Mentre nel mondo il tema inquinamento e PM10 è trattato in maniera seria e scientifica, a Napoli da due anni si adducono scusanti fantasiose o comunque non risolutive, come l’incidenza dei paesi limitrofi, il porto ed il malfunzionamento delle centraline di rilevamento dell’Arpac.
Secondo l’Apat (Agenzia per la protezione dell’ambiente dati 2006) le PM10 a Napoli sono composte al 48% dal trasporto su strada, al 23% dal riscaldamento, al14% dall’industria ed al 16% da altri trasporti.
Prendiamo solo due esempi, il trasporto urbano ed il porto.
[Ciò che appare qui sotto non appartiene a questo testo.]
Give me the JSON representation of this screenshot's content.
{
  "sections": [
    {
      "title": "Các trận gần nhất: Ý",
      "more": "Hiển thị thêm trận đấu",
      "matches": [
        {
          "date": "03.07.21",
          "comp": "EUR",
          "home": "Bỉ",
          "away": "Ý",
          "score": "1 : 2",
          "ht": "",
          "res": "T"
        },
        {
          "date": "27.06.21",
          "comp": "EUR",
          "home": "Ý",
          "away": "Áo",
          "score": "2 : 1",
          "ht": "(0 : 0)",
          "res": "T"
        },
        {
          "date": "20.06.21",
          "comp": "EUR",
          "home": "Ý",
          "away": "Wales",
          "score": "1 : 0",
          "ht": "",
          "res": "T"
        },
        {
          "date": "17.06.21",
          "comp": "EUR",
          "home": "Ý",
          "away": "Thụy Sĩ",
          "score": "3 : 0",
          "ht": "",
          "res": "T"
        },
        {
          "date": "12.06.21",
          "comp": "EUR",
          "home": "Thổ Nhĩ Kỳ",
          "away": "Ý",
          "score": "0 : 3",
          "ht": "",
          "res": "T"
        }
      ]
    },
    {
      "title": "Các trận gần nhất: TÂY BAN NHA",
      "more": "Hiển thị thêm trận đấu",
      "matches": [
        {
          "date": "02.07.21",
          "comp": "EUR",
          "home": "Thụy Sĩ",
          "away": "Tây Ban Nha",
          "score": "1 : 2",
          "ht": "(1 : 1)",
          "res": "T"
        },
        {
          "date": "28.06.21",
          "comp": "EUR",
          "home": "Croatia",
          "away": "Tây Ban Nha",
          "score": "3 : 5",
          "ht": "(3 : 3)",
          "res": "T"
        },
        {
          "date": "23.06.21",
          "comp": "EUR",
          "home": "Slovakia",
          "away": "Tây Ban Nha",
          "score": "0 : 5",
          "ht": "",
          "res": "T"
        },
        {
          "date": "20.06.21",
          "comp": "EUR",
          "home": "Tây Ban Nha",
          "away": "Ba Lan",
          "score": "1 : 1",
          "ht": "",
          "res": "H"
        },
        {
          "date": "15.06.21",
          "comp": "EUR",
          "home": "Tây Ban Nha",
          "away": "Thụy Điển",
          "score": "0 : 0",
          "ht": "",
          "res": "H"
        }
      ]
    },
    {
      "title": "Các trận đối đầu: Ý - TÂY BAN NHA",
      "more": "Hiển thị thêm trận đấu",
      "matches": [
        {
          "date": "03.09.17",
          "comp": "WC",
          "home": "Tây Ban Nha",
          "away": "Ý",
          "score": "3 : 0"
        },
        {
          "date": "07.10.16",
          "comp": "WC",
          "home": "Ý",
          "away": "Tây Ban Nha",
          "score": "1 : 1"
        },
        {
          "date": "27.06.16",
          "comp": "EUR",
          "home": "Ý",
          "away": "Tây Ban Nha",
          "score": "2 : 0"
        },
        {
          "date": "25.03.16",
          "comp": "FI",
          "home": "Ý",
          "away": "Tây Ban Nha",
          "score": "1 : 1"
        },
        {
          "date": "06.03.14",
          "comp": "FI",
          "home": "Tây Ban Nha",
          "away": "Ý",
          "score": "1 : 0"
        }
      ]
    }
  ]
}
Riguardo il trasporto su strada, il parco macchine napoletano risulta essere tra i più obsoleti d’Italia. Il 27% delle auto, il 19% degli autobus e circa il 40% dei camion merci che circolano sono più vecchi di 20 anni, e il 70% delle autovetture non è euro 3 o 4 (fonte: analisi euromobility del 31/12/2008).
Le velocità medie di spostamento, un ottimo indicatore del traffico in città , rivelano che, rispetto ad altre città d’Italia, a Napoli la velocità media per gli spostamenti in auto è la più bassa (20 Km/h) gli autobus sono i più lenti (10 Km/h) (fonte: Rapporto Cittalia 2009 Città Mobili) e per i taxi non va meglio, visto che in 4-6 ore non riescono a percorrere più di 50/60 Km.
Per quanto riguarda il porto, poi, più volte esso è stato tirato in causa, ma anche in questo caso ciò non trova eccessive giustificazioni perché il traffico merci nel porto è solo poco più intenso che altrove e comunque non è aumentato di molto negli ultimi anni.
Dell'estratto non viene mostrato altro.